Screen printing emerged as a graphic arts application for posters, signage, and other commercial applications. Does it still belong in the markets from whence it was born?
Our special "SWOT: Changes & Challenges" issue brings industry experts together to consider strengths, weaknesses, opportunities, and threats to screen printing. In opening the "Weaknesses" section, Frecska examines the wane of screen printing in the graphic arts.
In order to evaluate the limitations or fitness of any technology, one must consider how that technology is used to produce desired results. Screen printing is no exception. It is, however, an unusual technology because it can be used so many ways for many different purposes.
For more than 100 years, screen printing has been used as a graphic arts process with limited output requirements geared to decorating flat surfaces. In the 20th century, graphic arts segmented into various specialties, with screen printing leading the way to decorate unusual materials and three-dimensional surfaces in relatively large quantities. Many of these new applications started in haste as printers scrambled to devise a way to fulfill an unusual order; some of those desperate workarounds then blossomed into market segments. By the second half of the century, several industrial applications took advantage of screen printing’s controlled, high-definition ink-depositing capabilities.
About the time that screen printing began to experience significant growth worldwide in the late ’80s and ’90s, transistors, silicon chips, and computers changed the paradigm of industrial production forever. Within a few decades, industries that were once driven by materials and technologies started to be driven by digital data and communication. The tools of mass communication (computers, smart devices, and the internet) allowed mass marketing to reach dizzying heights, and with its success came the realization that the individualization and customization of products was essential to mass marketing. After all, guaranteeing a unique look, feel, shape, or color to items produced in quantity tends to convince consumers that they have a real choice in acquiring “unique” products – which is the holy grail of mass marketing.
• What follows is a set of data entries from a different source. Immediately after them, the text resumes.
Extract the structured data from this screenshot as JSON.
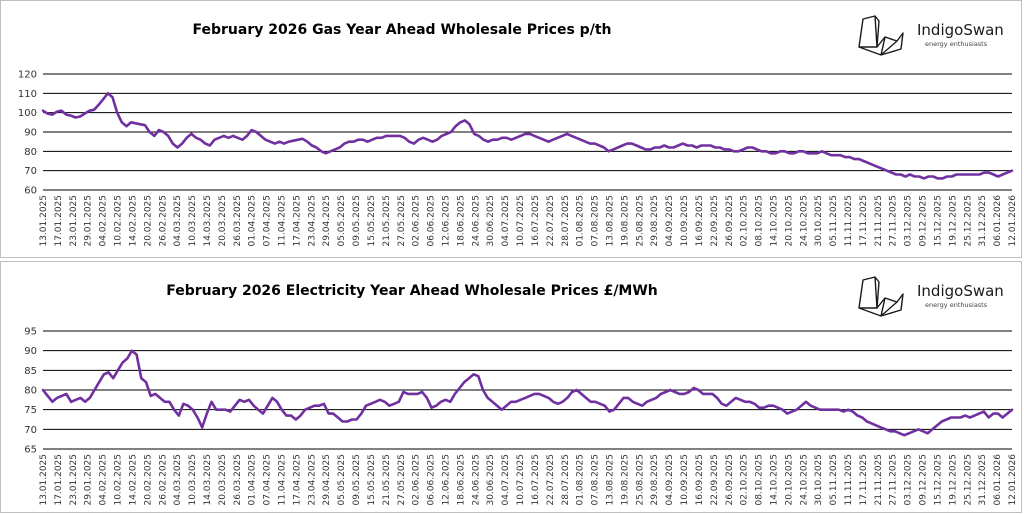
{
  "chart_data": [
    {
      "type": "line",
      "title": "February 2026 Gas Year Ahead Wholesale Prices p/th",
      "xlabel": "",
      "ylabel": "",
      "ylim": [
        60,
        120
      ],
      "yticks": [
        60,
        70,
        80,
        90,
        100,
        110,
        120
      ],
      "grid": true,
      "legend": "none",
      "color": "#7030A0",
      "x_tick_labels": [
        "13.01.2025",
        "17.01.2025",
        "23.01.2025",
        "29.01.2025",
        "04.02.2025",
        "10.02.2025",
        "14.02.2025",
        "20.02.2025",
        "26.02.2025",
        "04.03.2025",
        "10.03.2025",
        "14.03.2025",
        "20.03.2025",
        "26.03.2025",
        "01.04.2025",
        "07.04.2025",
        "11.04.2025",
        "17.04.2025",
        "23.04.2025",
        "29.04.2025",
        "05.05.2025",
        "09.05.2025",
        "15.05.2025",
        "21.05.2025",
        "27.05.2025",
        "02.06.2025",
        "06.06.2025",
        "12.06.2025",
        "18.06.2025",
        "24.06.2025",
        "30.06.2025",
        "04.07.2025",
        "10.07.2025",
        "16.07.2025",
        "22.07.2025",
        "28.07.2025",
        "01.08.2025",
        "07.08.2025",
        "13.08.2025",
        "19.08.2025",
        "25.08.2025",
        "29.08.2025",
        "04.09.2025",
        "10.09.2025",
        "16.09.2025",
        "22.09.2025",
        "26.09.2025",
        "02.10.2025",
        "08.10.2025",
        "14.10.2025",
        "20.10.2025",
        "24.10.2025",
        "30.10.2025",
        "05.11.2025",
        "11.11.2025",
        "17.11.2025",
        "21.11.2025",
        "27.11.2025",
        "03.12.2025",
        "09.12.2025",
        "15.12.2025",
        "19.12.2025",
        "25.12.2025",
        "31.12.2025",
        "06.01.2026",
        "12.01.2026"
      ],
      "series": [
        {
          "values": [
            101,
            99.5,
            99,
            100.5,
            101,
            99,
            98.5,
            97.5,
            98,
            99.5,
            101,
            101.5,
            104,
            107,
            110,
            108,
            100,
            95,
            93,
            95,
            94.5,
            94,
            93.5,
            90,
            88,
            91,
            90,
            88,
            84,
            82,
            84,
            87,
            89,
            87,
            86,
            84,
            83,
            86,
            87,
            88,
            87,
            88,
            87,
            86,
            88,
            91,
            90,
            88,
            86,
            85,
            84,
            85,
            84,
            85,
            85.5,
            86,
            86.5,
            85,
            83,
            82,
            80,
            79,
            80,
            81,
            82,
            84,
            85,
            85,
            86,
            86,
            85,
            86,
            87,
            87,
            88,
            88,
            88,
            88,
            87,
            85,
            84,
            86,
            87,
            86,
            85,
            86,
            88,
            89,
            90,
            93,
            95,
            96,
            94,
            89,
            88,
            86,
            85,
            86,
            86,
            87,
            87,
            86,
            87,
            88,
            89,
            89,
            88,
            87,
            86,
            85,
            86,
            87,
            88,
            89,
            88,
            87,
            86,
            85,
            84,
            84,
            83,
            82,
            80,
            81,
            82,
            83,
            84,
            84,
            83,
            82,
            81,
            81,
            82,
            82,
            83,
            82,
            82,
            83,
            84,
            83,
            83,
            82,
            83,
            83,
            83,
            82,
            82,
            81,
            81,
            80,
            80,
            81,
            82,
            82,
            81,
            80,
            80,
            79,
            79,
            80,
            80,
            79,
            79,
            80,
            80,
            79,
            79,
            79,
            80,
            79,
            78,
            78,
            78,
            77,
            77,
            76,
            76,
            75,
            74,
            73,
            72,
            71,
            70,
            69,
            68,
            68,
            67,
            68,
            67,
            67,
            66,
            67,
            67,
            66,
            66,
            67,
            67,
            68,
            68,
            68,
            68,
            68,
            68,
            69,
            69,
            68,
            67,
            68,
            69,
            70
          ]
        }
      ]
    },
    {
      "type": "line",
      "title": "February 2026 Electricity Year Ahead Wholesale Prices £/MWh",
      "xlabel": "",
      "ylabel": "",
      "ylim": [
        65,
        95
      ],
      "yticks": [
        65,
        70,
        75,
        80,
        85,
        90,
        95
      ],
      "grid": true,
      "legend": "none",
      "color": "#7030A0",
      "x_tick_labels": [
        "13.01.2025",
        "17.01.2025",
        "23.01.2025",
        "29.01.2025",
        "04.02.2025",
        "10.02.2025",
        "14.02.2025",
        "20.02.2025",
        "26.02.2025",
        "04.03.2025",
        "10.03.2025",
        "14.03.2025",
        "20.03.2025",
        "26.03.2025",
        "01.04.2025",
        "07.04.2025",
        "11.04.2025",
        "17.04.2025",
        "23.04.2025",
        "29.04.2025",
        "05.05.2025",
        "09.05.2025",
        "15.05.2025",
        "21.05.2025",
        "27.05.2025",
        "02.06.2025",
        "06.06.2025",
        "12.06.2025",
        "18.06.2025",
        "24.06.2025",
        "30.06.2025",
        "04.07.2025",
        "10.07.2025",
        "16.07.2025",
        "22.07.2025",
        "28.07.2025",
        "01.08.2025",
        "07.08.2025",
        "13.08.2025",
        "19.08.2025",
        "25.08.2025",
        "29.08.2025",
        "04.09.2025",
        "10.09.2025",
        "16.09.2025",
        "22.09.2025",
        "26.09.2025",
        "02.10.2025",
        "08.10.2025",
        "14.10.2025",
        "20.10.2025",
        "24.10.2025",
        "30.10.2025",
        "05.11.2025",
        "11.11.2025",
        "17.11.2025",
        "21.11.2025",
        "27.11.2025",
        "03.12.2025",
        "09.12.2025",
        "15.12.2025",
        "19.12.2025",
        "25.12.2025",
        "31.12.2025",
        "06.01.2026",
        "12.01.2026"
      ],
      "series": [
        {
          "values": [
            80,
            78.5,
            77,
            78,
            78.5,
            79,
            77,
            77.5,
            78,
            77,
            78,
            80,
            82,
            84,
            84.5,
            83,
            85,
            87,
            88,
            90,
            89,
            83,
            82,
            78.5,
            79,
            78,
            77,
            77,
            75,
            73.5,
            76.5,
            76,
            75,
            73,
            70.5,
            74,
            77,
            75,
            75,
            75,
            74.5,
            76,
            77.5,
            77,
            77.5,
            76,
            75,
            74,
            76,
            78,
            77,
            75,
            73.5,
            73.5,
            72.5,
            73.5,
            75,
            75.5,
            76,
            76,
            76.5,
            74,
            74,
            73,
            72,
            72,
            72.5,
            72.5,
            74,
            76,
            76.5,
            77,
            77.5,
            77,
            76,
            76.5,
            77,
            79.5,
            79,
            79,
            79,
            79.5,
            78,
            75.5,
            76,
            77,
            77.5,
            77,
            79,
            80.5,
            82,
            83,
            84,
            83.5,
            80,
            78,
            77,
            76,
            75,
            76,
            77,
            77,
            77.5,
            78,
            78.5,
            79,
            79,
            78.5,
            78,
            77,
            76.5,
            77,
            78,
            79.5,
            80,
            79,
            78,
            77,
            77,
            76.5,
            76,
            74.5,
            75,
            76.5,
            78,
            78,
            77,
            76.5,
            76,
            77,
            77.5,
            78,
            79,
            79.5,
            80,
            79.5,
            79,
            79,
            79.5,
            80.5,
            80,
            79,
            79,
            79,
            78,
            76.5,
            76,
            77,
            78,
            77.5,
            77,
            77,
            76.5,
            75.5,
            75.5,
            76,
            76,
            75.5,
            75,
            74,
            74.5,
            75,
            76,
            77,
            76,
            75.5,
            75,
            75,
            75,
            75,
            75,
            74.5,
            75,
            74.5,
            73.5,
            73,
            72,
            71.5,
            71,
            70.5,
            70,
            69.5,
            69.5,
            69,
            68.5,
            69,
            69.5,
            70,
            69.5,
            69,
            70,
            71,
            72,
            72.5,
            73,
            73,
            73,
            73.5,
            73,
            73.5,
            74,
            74.5,
            73,
            74,
            74,
            73,
            74,
            75
          ]
        }
      ]
    }
  ],
  "logo": {
    "name": "IndigoSwan",
    "tagline": "energy enthusiasts",
    "swan_icon": "origami-swan-icon"
  },
  "colors": {
    "line": "#7030A0",
    "grid": "#000000",
    "logo_stroke": "#1a1a1a"
  }
}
Initially, mass customization of products seemed to benefit screen printing, especially in industrial fields, where only single-color printing or material deposition was required (for example, solder, solder mask, bio-agents, gasket materials, and various preventative coatings). Screen-printing technology was relatively cheap and production quantities were profitable, from small custom runs to large quantity orders. For industrial applications, screen printing had few weaknesses, most of them relating to its lack of high-definition capabilities in the ever-increasing need for precision and miniaturization.